What? Mondelez has signed sponsorship deals with the U.S. national soccer leagues for both men and women. In addition, with star players Clint Dempsey of the Seattle Sounders and Omar Gonzalez of the Los Angeles Galaxy. Alex Morgan, an Olympic gold medalist who plays for the Portland Thorns in the National Women’s Soccer League, also signed a three-year deal with the brand. Mondelez also has signed a sponsorship deal with Las Chivas Guadalajara soccer team.
Why it matters: It’s the largest multibrand marketing effort to date for 1-year-old Mondelez and underlines the importance of soccer as a sponsorship vehicle and its cross cultural appeal.
Mondelez International Inc. has signed a sponsorship deal to become the official snacks partner of U.S. Soccer and announced three individual endorsement deals with the organization’s star players. The company also will be the official snacks sponsor of Club Deportivo Guadalajara, a team in Mexico, when the team plays in the United States.
The snacks giant will be a marketing partner of the US Soccer League where it will promote its cookie, candy, cracker and gum products such as Oreo, Ritz, Trident and Sour Patch Kids, among others.
A company spokesman would not disclose the financial terms of the deal.
“It’s the start of a movement to help our great brands connect soccer, community and snacking in a way that makes consumers stand up and cheer,” Stephen Chriss, senior director of North America Consumer Engagement and Marketing Services at Mondelez, said in a news release. Mondelez also announced a three-year sponsorship deal with popular Mexican soccer team Club Deportivo Guadalajara — better known as Chivas — for games played in the U.S.
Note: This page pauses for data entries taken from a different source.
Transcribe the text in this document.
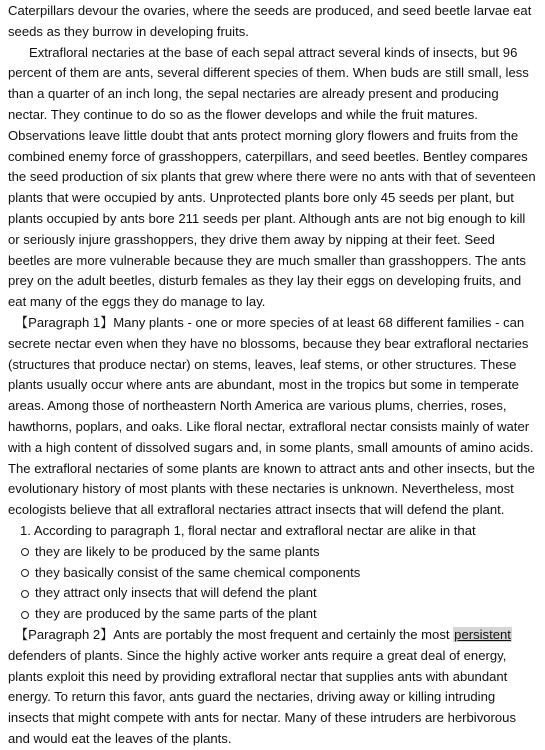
Caterpillars devour the ovaries, where the seeds are produced, and seed beetle larvae eat seeds as they burrow in developing fruits.

Extrafloral nectaries at the base of each sepal attract several kinds of insects, but 96 percent of them are ants, several different species of them. When buds are still small, less than a quarter of an inch long, the sepal nectaries are already present and producing nectar. They continue to do so as the flower develops and while the fruit matures. Observations leave little doubt that ants protect morning glory flowers and fruits from the combined enemy force of grasshoppers, caterpillars, and seed beetles. Bentley compares the seed production of six plants that grew where there were no ants with that of seventeen plants that were occupied by ants. Unprotected plants bore only 45 seeds per plant, but plants occupied by ants bore 211 seeds per plant. Although ants are not big enough to kill or seriously injure grasshoppers, they drive them away by nipping at their feet. Seed beetles are more vulnerable because they are much smaller than grasshoppers. The ants prey on the adult beetles, disturb females as they lay their eggs on developing fruits, and eat many of the eggs they do manage to lay.

【Paragraph 1】Many plants - one or more species of at least 68 different families - can secrete nectar even when they have no blossoms, because they bear extrafloral nectaries (structures that produce nectar) on stems, leaves, leaf stems, or other structures. These plants usually occur where ants are abundant, most in the tropics but some in temperate areas. Among those of northeastern North America are various plums, cherries, roses, hawthorns, poplars, and oaks. Like floral nectar, extrafloral nectar consists mainly of water with a high content of dissolved sugars and, in some plants, small amounts of amino acids. The extrafloral nectaries of some plants are known to attract ants and other insects, but the evolutionary history of most plants with these nectaries is unknown. Nevertheless, most ecologists believe that all extrafloral nectaries attract insects that will defend the plant.

1. According to paragraph 1, floral nectar and extrafloral nectar are alike in that

they are likely to be produced by the same plants
they basically consist of the same chemical components
they attract only insects that will defend the plant
they are produced by the same parts of the plant

【Paragraph 2】Ants are portably the most frequent and certainly the most persistent defenders of plants. Since the highly active worker ants require a great deal of energy, plants exploit this need by providing extrafloral nectar that supplies ants with abundant energy. To return this favor, ants guard the nectaries, driving away or killing intruding insects that might compete with ants for nectar. Many of these intruders are herbivorous and would eat the leaves of the plants.
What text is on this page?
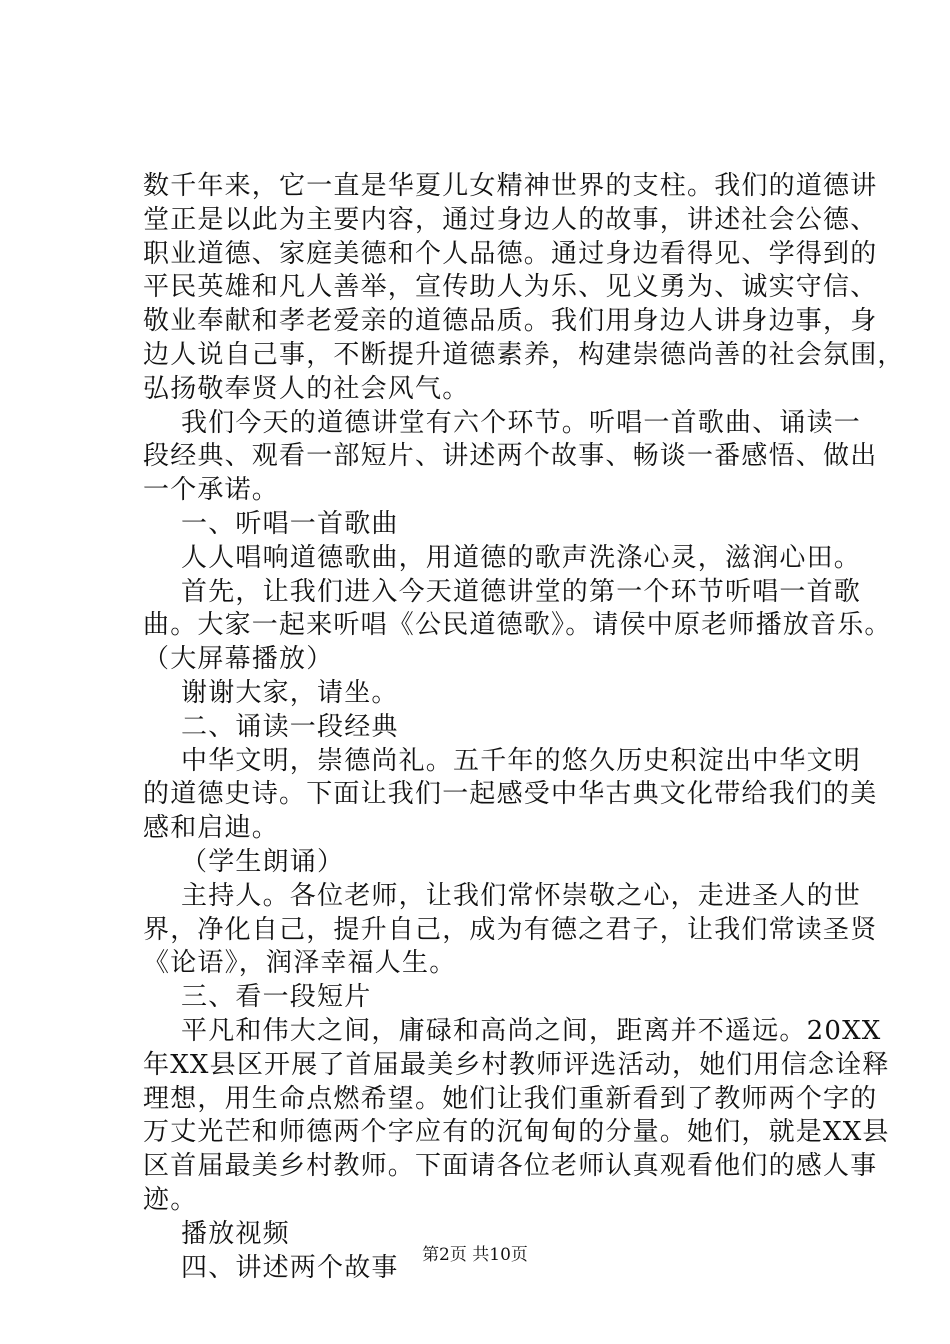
数千年来，它一直是华夏儿女精神世界的支柱。我们的道德讲
堂正是以此为主要内容，通过身边人的故事，讲述社会公德、
职业道德、家庭美德和个人品德。通过身边看得见、学得到的
平民英雄和凡人善举，宣传助人为乐、见义勇为、诚实守信、
敬业奉献和孝老爱亲的道德品质。我们用身边人讲身边事，身
边人说自己事，不断提升道德素养，构建崇德尚善的社会氛围，
弘扬敬奉贤人的社会风气。
我们今天的道德讲堂有六个环节。听唱一首歌曲、诵读一
段经典、观看一部短片、讲述两个故事、畅谈一番感悟、做出
一个承诺。
一、听唱一首歌曲
人人唱响道德歌曲，用道德的歌声洗涤心灵，滋润心田。
首先，让我们进入今天道德讲堂的第一个环节听唱一首歌
曲。大家一起来听唱《公民道德歌》。请侯中原老师播放音乐。
（大屏幕播放）
谢谢大家，请坐。
二、诵读一段经典
中华文明，崇德尚礼。五千年的悠久历史积淀出中华文明
的道德史诗。下面让我们一起感受中华古典文化带给我们的美
感和启迪。
（学生朗诵）
主持人。各位老师，让我们常怀崇敬之心，走进圣人的世
界，净化自己，提升自己，成为有德之君子，让我们常读圣贤
《论语》，润泽幸福人生。
三、看一段短片
平凡和伟大之间，庸碌和高尚之间，距离并不遥远。20XX
年XX县区开展了首届最美乡村教师评选活动，她们用信念诠释
理想，用生命点燃希望。她们让我们重新看到了教师两个字的
万丈光芒和师德两个字应有的沉甸甸的分量。她们，就是XX县
区首届最美乡村教师。下面请各位老师认真观看他们的感人事
迹。
播放视频
四、讲述两个故事	第2页 共10页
The brands will also promote their relationship with soccer prominently on social media, Mr. Chriss said. Oreo has 34.4 million followers on Facebook, the equivalent of almost 11 percent of the United States’ population. How much the players and soccer team will be featured in traditional advertising has yet to be determined, according to Mondelez.
The deal also could help the company reach the growing ranks of Hispanic consumers, whose interest in soccer is high, according to the NYT.
Among Hispanic men, 14 percent reported frequently watching World Cup soccer matches on television, compared with 7 percent of white men, and 9 percent of Hispanic men reported watching other soccer league matches, compared with 3 percent of white men, according to a 2012 report by Mintel, a research firm.